A state Court of Appeals refused to toss out the lawsuit by the California Public Employee Retirement System, CalPERS, in a decision Friday.
CalPERS accused the agencies of assigning highly favorable credit ratings to three structured investment vehicles (SIVs) that ultimately failed, causing billions of dollars in losses to CalPERS and other investors.
CalPERS said in its lawsuit that in 2006 and 2007, it invested roughly $1.3 billion n assets in medium-term debt issued by the SIVs after the rating agencies gave then the highest rating – “AAA.”
The SIVs ultimately filed bankruptcy and CalPERS lost as much as $1 billion, according to its lawsuit. SIVs typically represent asset-backed securities, such as auto loans, home equity loans and residential mortgage-backed securities, as well as credit card loans.

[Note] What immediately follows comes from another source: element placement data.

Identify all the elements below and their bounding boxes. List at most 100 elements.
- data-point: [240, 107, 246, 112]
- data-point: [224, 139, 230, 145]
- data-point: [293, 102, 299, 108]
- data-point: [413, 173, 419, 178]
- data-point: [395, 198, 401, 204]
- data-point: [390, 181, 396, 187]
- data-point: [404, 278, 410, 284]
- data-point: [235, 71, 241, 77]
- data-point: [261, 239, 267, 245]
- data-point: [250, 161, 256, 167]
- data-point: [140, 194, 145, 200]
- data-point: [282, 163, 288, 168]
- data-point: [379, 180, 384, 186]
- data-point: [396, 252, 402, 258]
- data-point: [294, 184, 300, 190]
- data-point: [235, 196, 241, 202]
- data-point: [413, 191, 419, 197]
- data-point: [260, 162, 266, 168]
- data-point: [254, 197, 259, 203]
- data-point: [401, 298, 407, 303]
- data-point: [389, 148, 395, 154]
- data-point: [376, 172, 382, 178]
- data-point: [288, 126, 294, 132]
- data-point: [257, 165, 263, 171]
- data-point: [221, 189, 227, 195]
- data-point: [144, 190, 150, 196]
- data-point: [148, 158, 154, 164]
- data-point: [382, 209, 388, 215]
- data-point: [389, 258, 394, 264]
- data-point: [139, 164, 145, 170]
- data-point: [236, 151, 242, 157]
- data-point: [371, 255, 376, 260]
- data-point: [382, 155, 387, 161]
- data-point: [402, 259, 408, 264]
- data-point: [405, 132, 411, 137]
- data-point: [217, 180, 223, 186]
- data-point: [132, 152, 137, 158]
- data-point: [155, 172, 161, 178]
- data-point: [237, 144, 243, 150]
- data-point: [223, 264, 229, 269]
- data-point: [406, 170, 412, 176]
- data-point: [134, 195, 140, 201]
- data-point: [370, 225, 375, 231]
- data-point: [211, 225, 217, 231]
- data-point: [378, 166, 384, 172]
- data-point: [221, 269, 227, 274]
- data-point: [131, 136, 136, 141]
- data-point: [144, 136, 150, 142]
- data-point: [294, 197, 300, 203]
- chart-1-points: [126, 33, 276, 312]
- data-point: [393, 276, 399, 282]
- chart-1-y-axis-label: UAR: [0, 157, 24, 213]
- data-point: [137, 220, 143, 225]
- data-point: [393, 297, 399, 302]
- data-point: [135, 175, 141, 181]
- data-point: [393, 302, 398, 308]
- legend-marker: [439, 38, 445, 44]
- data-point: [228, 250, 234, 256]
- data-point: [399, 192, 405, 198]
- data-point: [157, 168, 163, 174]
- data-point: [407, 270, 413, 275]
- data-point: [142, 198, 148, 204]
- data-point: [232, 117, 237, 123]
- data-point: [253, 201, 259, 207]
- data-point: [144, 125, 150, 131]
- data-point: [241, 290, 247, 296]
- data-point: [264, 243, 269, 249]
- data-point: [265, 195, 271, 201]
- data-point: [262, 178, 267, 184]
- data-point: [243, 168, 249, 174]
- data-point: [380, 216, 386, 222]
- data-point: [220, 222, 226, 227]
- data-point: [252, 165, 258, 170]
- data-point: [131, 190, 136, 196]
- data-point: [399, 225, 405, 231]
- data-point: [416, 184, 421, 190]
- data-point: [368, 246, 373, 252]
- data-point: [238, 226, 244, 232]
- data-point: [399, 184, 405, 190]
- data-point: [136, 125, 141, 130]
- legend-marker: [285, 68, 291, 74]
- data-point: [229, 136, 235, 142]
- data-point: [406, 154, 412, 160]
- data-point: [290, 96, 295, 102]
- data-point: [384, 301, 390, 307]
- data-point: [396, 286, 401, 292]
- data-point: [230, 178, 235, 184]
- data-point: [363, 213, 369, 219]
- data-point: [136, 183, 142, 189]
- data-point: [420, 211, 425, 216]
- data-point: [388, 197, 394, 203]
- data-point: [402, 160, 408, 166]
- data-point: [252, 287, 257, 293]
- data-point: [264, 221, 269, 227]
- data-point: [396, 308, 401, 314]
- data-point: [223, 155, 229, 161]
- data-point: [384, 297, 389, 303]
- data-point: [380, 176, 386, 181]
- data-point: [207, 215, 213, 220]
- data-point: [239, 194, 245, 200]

CalPERS argued that the rating agencies played a much more active roale in assisting the issuers of the structured debt product in advance of the rating, which created and inherent conflict of interest.
The rating agencies sought to have the CalPERS lawsuit dismissed, using a law generally designed to protect free speech rights of individuals or small groups who protest government, or corporate actions. The law, known as the anti-SLAPP statute, allows for dismissal of harassing lawsuits filed purely to silence critics, rather than win a legal claim.
SLAPP suit, stands for Strategic Lawsuit Against Public Participation. Generally, they are defamation lawsuits, typically filed by a large developer seeking to silence critics of a project by forcing them to pay onerous legal fees to defend their claims.
The Anti-SLAPP law allows for immediate dismissal of a lawsuit determined to be a harassing SLAPP lawsuit. This is the claim Moody’s and Standard and Poor’s made against CalPERS, that they were victims of a SLAPP action.
Justice Martin Jenkins of the First District Court of Appeals said, “We conclude the First Amendment provides no basis for dismissing this case on anti-SLAPP grounds. He agreed with another appellate court that the anti-SLAPP law does not apply “in every case where the defendant may be able to raise a First Amendment defense.”
He concluded that CalPERS provided enough evidence that the ratings “are actionable as ‘professional opinions’ or ‘deliberate affirmations of fact’ regarding the nature and quality of the SIV product.”
He affirmed the trial court order denying the rating agency move to throw out the CalPers lawsuit under the anti-SLAPP law.